В практическом плане более или менее успешная борьба с Кроносом выливается в две стратегии. Во-первых, взрослость означает завершение институционального образования. Нельзя учиться "всю жизнь", всю жизнь сидеть за школьной партой, как нас призывают ретивые педагоги. Во всяком случае, если взрослого человека соблазнили поступить на какие-то очередные курсы, то он должен иметь в виду, что взрослый учится совсем не так, как учится ребёнок. Институциональное школьное образование, рассчитанное на особенности детского возраста, при всех его достоинствах, чревато серьёзными проблемами, более того, пороками. Оно открывает возможность ныне господствующим властителям манипулировать сознанием человека, навязывая ему социальные стереотипы в липмановском смысле. Оно инфантилизирует народ, мешая ему стать взрослым. Идея "непрерывного образования" – это соблазн оставаться всю жизнь безответственным ребёнком.

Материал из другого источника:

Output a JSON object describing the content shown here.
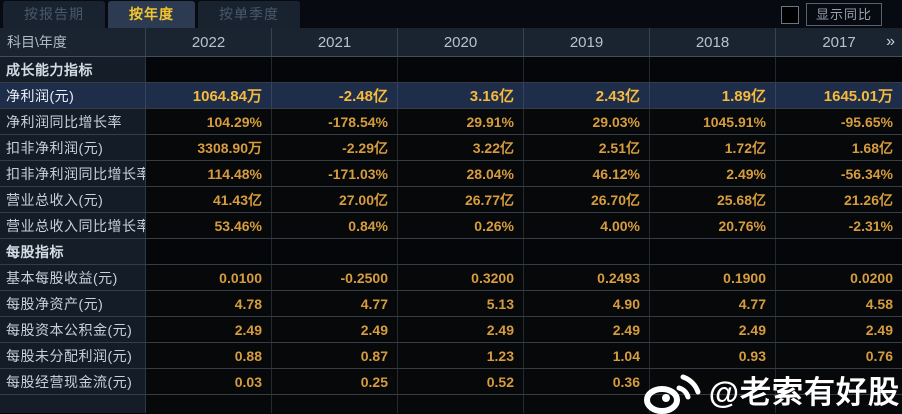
{
  "tabs": [
    {
      "label": "按报告期",
      "active": false
    },
    {
      "label": "按年度",
      "active": true
    },
    {
      "label": "按单季度",
      "active": false
    }
  ],
  "controls": {
    "show_yoy_label": "显示同比",
    "checkbox_checked": false
  },
  "table": {
    "corner_label": "科目\\年度",
    "years": [
      "2022",
      "2021",
      "2020",
      "2019",
      "2018",
      "2017"
    ],
    "more_icon": "»",
    "rows": [
      {
        "type": "section",
        "label": "成长能力指标"
      },
      {
        "type": "data",
        "label": "净利润(元)",
        "highlight": true,
        "values": [
          "1064.84万",
          "-2.48亿",
          "3.16亿",
          "2.43亿",
          "1.89亿",
          "1645.01万"
        ]
      },
      {
        "type": "data",
        "label": "净利润同比增长率",
        "values": [
          "104.29%",
          "-178.54%",
          "29.91%",
          "29.03%",
          "1045.91%",
          "-95.65%"
        ]
      },
      {
        "type": "data",
        "label": "扣非净利润(元)",
        "values": [
          "3308.90万",
          "-2.29亿",
          "3.22亿",
          "2.51亿",
          "1.72亿",
          "1.68亿"
        ]
      },
      {
        "type": "data",
        "label": "扣非净利润同比增长率",
        "values": [
          "114.48%",
          "-171.03%",
          "28.04%",
          "46.12%",
          "2.49%",
          "-56.34%"
        ]
      },
      {
        "type": "data",
        "label": "营业总收入(元)",
        "values": [
          "41.43亿",
          "27.00亿",
          "26.77亿",
          "26.70亿",
          "25.68亿",
          "21.26亿"
        ]
      },
      {
        "type": "data",
        "label": "营业总收入同比增长率",
        "values": [
          "53.46%",
          "0.84%",
          "0.26%",
          "4.00%",
          "20.76%",
          "-2.31%"
        ]
      },
      {
        "type": "section",
        "label": "每股指标"
      },
      {
        "type": "data",
        "label": "基本每股收益(元)",
        "values": [
          "0.0100",
          "-0.2500",
          "0.3200",
          "0.2493",
          "0.1900",
          "0.0200"
        ]
      },
      {
        "type": "data",
        "label": "每股净资产(元)",
        "values": [
          "4.78",
          "4.77",
          "5.13",
          "4.90",
          "4.77",
          "4.58"
        ]
      },
      {
        "type": "data",
        "label": "每股资本公积金(元)",
        "values": [
          "2.49",
          "2.49",
          "2.49",
          "2.49",
          "2.49",
          "2.49"
        ]
      },
      {
        "type": "data",
        "label": "每股未分配利润(元)",
        "values": [
          "0.88",
          "0.87",
          "1.23",
          "1.04",
          "0.93",
          "0.76"
        ]
      },
      {
        "type": "data",
        "label": "每股经营现金流(元)",
        "values": [
          "0.03",
          "0.25",
          "0.52",
          "0.36",
          "",
          ""
        ]
      }
    ]
  },
  "watermark": {
    "handle": "@老索有好股",
    "logo": "weibo-icon"
  },
  "colors": {
    "accent_gold": "#f4c52e",
    "value_gold": "#d69c3e",
    "highlight_row_bg": "#1e2d49",
    "active_tab_bg": "#2c3a52",
    "header_row_bg": "#1a2431",
    "label_cell_bg": "#141c28",
    "watermark": "#ffffff"
  }
}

Поэтому особое внимание должно быть уделено формированию самостоятельной рефлексии своей жизни, что особенно эффективно достигается с помощью культуры письма, в частности культуры своих дневников и воспоминаний, которые могут быть "противоядием" против бездумного "усвоения" знаний. Ведь по большому счету смысл образования в любом возрасте состоит в том, чтобы человек научился чувствовать то, что он действительно чувствует и думать то, что он действительно думает. Смысл подлинного образования состоит в том, что образованный человек перестаёт лгать самому себе, на что провоцируют отчужденные моменты институционального образования.
В социально-политическом аспекте необходимо осмыслить отделение института образования от государства, скажем, по образцу того, как была отделена от государства церковь. Многообразие форм образования в обществе хотя и ставит под угрозу стандарты профессионализма и породит целый ряд проблем, но и открывает возможности для формирования человека, который "думает то, что он действительно думает".
Мы, таким образом, говорим о самообразовании в самом широком смысле слова. Дневник, позволяющий в фиксированном слове "остановить мгновение", заставить его по крайней мере помедлить, как некоторый универсальный вид удвоения мира, должен занять подобающее ему фундаментальное место. Напомню известную, представляющуюся иногда чудачеством, но выражающую самую суть дела заметку Л. Н. Толстого в его дневнике: "…идея писать по разным книгам весьма странная. Гораздо лучше писать всё в дневник, который… составлял для меня литературный труд, а для других может составить приятное чтение".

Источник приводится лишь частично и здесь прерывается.